Şunu hiçbir zaman unutmayalım, dünya herkesin kendisine göre mutlu veya mutsuz olmak için çabaladığı ve amel ettiği bir yerdir. Kimse, kimseyi mutsuz edemez, kimsenin buna gücü yoktur. Sadece mutsuz ettiğini zanneder ama aslında kendi mutsuzluğuna imza atmıştır. Herkesin davranışı, hayatının gayesine ve yaratışında ona verilen iyi ve kötü olmaya göre şekillenecek ve sonuçta kişi mutlu veya mutsuzluk yolunu seçecektir. Hz. Peygamber (sav), şöyle buyurmuştur: “Saadet ehlinden olan kimseye saadet ehlinin ameli; şekâvet (mutsuzluk) ehlinden olan kimseye de şekâvet ehlinin ameli kolaylaştırılacaktır.” (Müslim, Kader, 6) Bu sebeple mutsuz insanlar hep şikâyet, mutlu insanlar da hep huzur ortamını seviyor.
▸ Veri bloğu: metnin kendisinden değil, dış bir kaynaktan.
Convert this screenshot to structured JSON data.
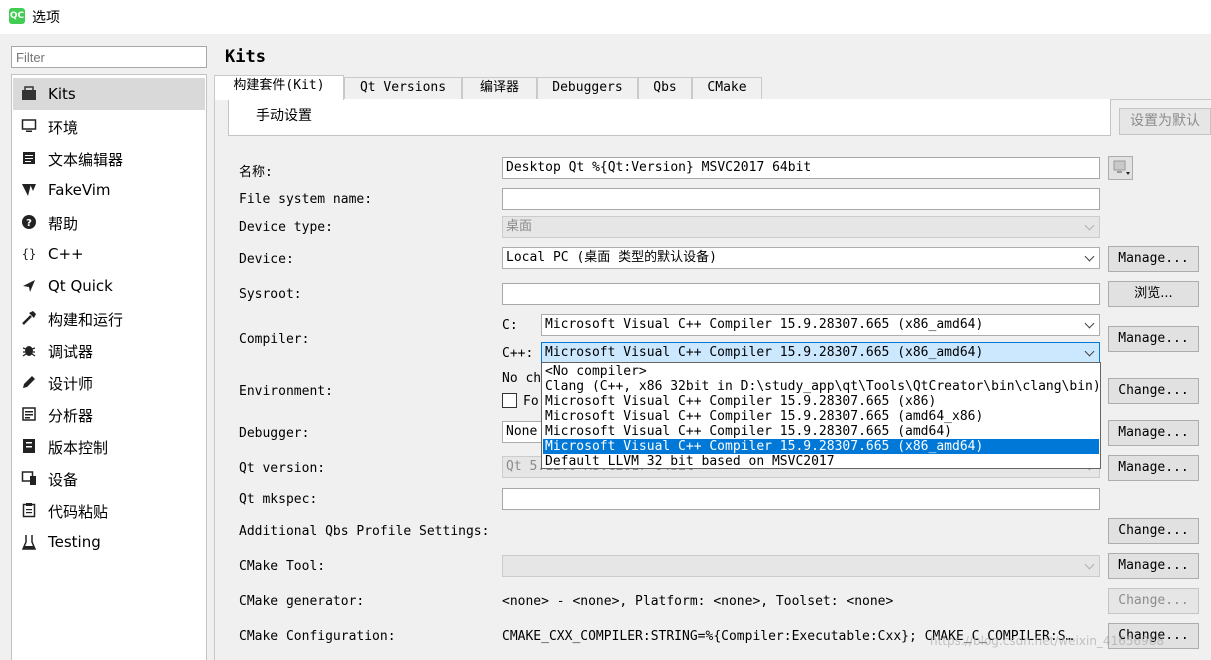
{
  "window": {
    "title": "选项",
    "app_icon": "QC"
  },
  "sidebar": {
    "filter_placeholder": "Filter",
    "items": [
      {
        "label": "Kits",
        "icon": "kits-icon",
        "selected": true
      },
      {
        "label": "环境",
        "icon": "monitor-icon"
      },
      {
        "label": "文本编辑器",
        "icon": "text-editor-icon"
      },
      {
        "label": "FakeVim",
        "icon": "fakevim-icon"
      },
      {
        "label": "帮助",
        "icon": "help-icon"
      },
      {
        "label": "C++",
        "icon": "braces-icon"
      },
      {
        "label": "Qt Quick",
        "icon": "qt-quick-icon"
      },
      {
        "label": "构建和运行",
        "icon": "hammer-icon"
      },
      {
        "label": "调试器",
        "icon": "bug-icon"
      },
      {
        "label": "设计师",
        "icon": "pen-icon"
      },
      {
        "label": "分析器",
        "icon": "analyzer-icon"
      },
      {
        "label": "版本控制",
        "icon": "version-control-icon"
      },
      {
        "label": "设备",
        "icon": "device-icon"
      },
      {
        "label": "代码粘贴",
        "icon": "clipboard-icon"
      },
      {
        "label": "Testing",
        "icon": "flask-icon"
      }
    ]
  },
  "main": {
    "heading": "Kits",
    "tabs": [
      "构建套件(Kit)",
      "Qt Versions",
      "编译器",
      "Debuggers",
      "Qbs",
      "CMake"
    ],
    "kit_list_label": "手动设置",
    "make_default_button": "设置为默认",
    "form": {
      "name_label": "名称:",
      "name_value": "Desktop Qt %{Qt:Version} MSVC2017 64bit",
      "fs_name_label": "File system name:",
      "fs_name_value": "",
      "device_type_label": "Device type:",
      "device_type_value": "桌面",
      "device_label": "Device:",
      "device_value": "Local PC (桌面 类型的默认设备)",
      "device_button": "Manage...",
      "sysroot_label": "Sysroot:",
      "sysroot_value": "",
      "sysroot_button": "浏览...",
      "compiler_label": "Compiler:",
      "compiler_c_label": "C:",
      "compiler_c_value": "Microsoft Visual C++ Compiler 15.9.28307.665 (x86_amd64)",
      "compiler_cxx_label": "C++:",
      "compiler_cxx_value": "Microsoft Visual C++ Compiler 15.9.28307.665 (x86_amd64)",
      "compiler_button": "Manage...",
      "environment_label": "Environment:",
      "environment_text": "No ch",
      "environment_checkbox_label": "Fo",
      "environment_button": "Change...",
      "debugger_label": "Debugger:",
      "debugger_value": "None",
      "debugger_button": "Manage...",
      "qt_version_label": "Qt version:",
      "qt_version_value": "Qt 5.12.0 MSVC2017 64bit",
      "qt_version_button": "Manage...",
      "qt_mkspec_label": "Qt mkspec:",
      "qt_mkspec_value": "",
      "qbs_label": "Additional Qbs Profile Settings:",
      "qbs_button": "Change...",
      "cmake_tool_label": "CMake Tool:",
      "cmake_tool_value": "",
      "cmake_tool_button": "Manage...",
      "cmake_generator_label": "CMake generator:",
      "cmake_generator_value": "<none> - <none>, Platform: <none>, Toolset: <none>",
      "cmake_generator_button": "Change...",
      "cmake_config_label": "CMake Configuration:",
      "cmake_config_value": "CMAKE_CXX_COMPILER:STRING=%{Compiler:Executable:Cxx}; CMAKE_C_COMPILER:S…",
      "cmake_config_button": "Change..."
    },
    "compiler_dropdown": {
      "options": [
        "<No compiler>",
        "Clang (C++, x86 32bit in D:\\study_app\\qt\\Tools\\QtCreator\\bin\\clang\\bin)",
        "Microsoft Visual C++ Compiler 15.9.28307.665 (x86)",
        "Microsoft Visual C++ Compiler 15.9.28307.665 (amd64_x86)",
        "Microsoft Visual C++ Compiler 15.9.28307.665 (amd64)",
        "Microsoft Visual C++ Compiler 15.9.28307.665 (x86_amd64)",
        "Default LLVM 32 bit based on MSVC2017"
      ],
      "selected_index": 5
    }
  },
  "watermark": "https://blog.csdn.net/weixin_41656968"
}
Mutlu insanlar, hayatını güzelleştirirken mutsuz insanlar da hem kendi hayatlarını hem de çevresindeki kişilerin hayatlarını çekilmez hale getirmektedirler. Kimse kimsenin mutsuzluğunun kölesi değildir.

İşin diğer bir tarafı da her ne kadar pek önem vermesek de ahiret boyutudur. Mutlu olanlar da mutsuz olanlar da kendilerinin mutluluğunu ve mutsuzluğunu ahirette de yaşayacaklardır. Ne diyordu Allah (cc): “… Onlardan mutsuz (cehennemlik) olanlar da vardır, mutlu (cennetlik) olanlar da.)” (Hûd 11/105) Kişi hangisini tercih ederek yaşarsa oraya gitmenin biletini de dünyada almış olur. Zaten dünyada mutsuz olan ahirette mutlu olur mu ki? Vesselam…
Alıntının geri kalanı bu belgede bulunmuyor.